Agentic AI Strengthens Digital Adoption Platform Offerings
The Strategic Value of a Modern DAP Embedded in DEX
A modern Digital Adoption Platform (DAP) is no longer just a layer of walkthroughs sitting on top of an application. When embedded within a broader Digital Employee Experience (DEX) strategy, it becomes a strategic business enabler—impacting not just software usage, but satisfaction, productivity, and growth.
You can’t manage experience from the backend. You have to make it felt at the front.
The Discovery: Two Journeys, One Disconnect
This is the gap we uncovered.
When new tech enters the workplace, it starts with IT.
Their mission is clear: make it available, make it reliable, make it fast, and make it perform.
It’s a logical journey.
A vertical path:
Availability → Reliability → Speed → Performance
But employees? They’re not traveling the same path.
For them, the journey is about:
Usage → Engagement → Empowerment → Adoption
They ask:
“Can I use this easily?”
“Will it help me do my job faster?”
“Does it actually work for me?”
The journeys are parallel, but disconnected.
Until they meet.
And that’s where our DEX Value Framework comes in.
The Metaphor That Changed Everything: From Cone to Cylinder
Picture a cone.
At the top: all the technology you’ve built.
As it narrows: uptime, speed, performance—refined and sharpened.

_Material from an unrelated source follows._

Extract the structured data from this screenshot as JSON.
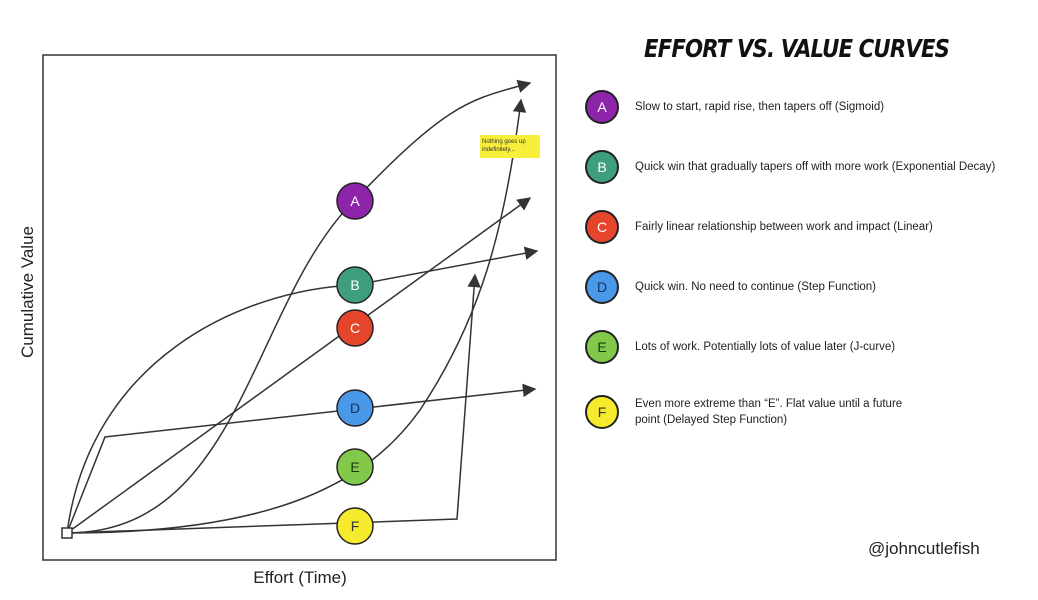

But the tip? That’s where employees are supposed to meet it.
And here’s the problem:
If the experience narrows too much, no one can actually use it.
Now imagine a cylinder.
Same performance, but stretched all the way down.
Consistent. Usable. Empowering.
That’s the shift from managed experience to felt experience.
DEX is not about perfecting the cone. It’s about reshaping it into a cylinder.
The Two Sides of the Framework
Here’s how the magic works:
From the IT Side (Experience Managed)
Availability – the tool exists
Reliability – it consistently works
Speed – it works fast
Performance – it works flawlessly
From the Employee Side (Experience Felt)
Usage – can I use it easily?
Engagement – does it help me meaningfully?
Empowerment – am I better at my job with this?
Adoption – do I choose to use this fully?
Real DEX happens where these two paths meet.
Where backend readiness meets front-end resonance.
You’ve done the hard work.
You’ve built the cone.
Now is the time to reshape it into a cylinder.
Because when technology and people finally meet in the middle—
that’s where experience stops being managed… and starts being felt.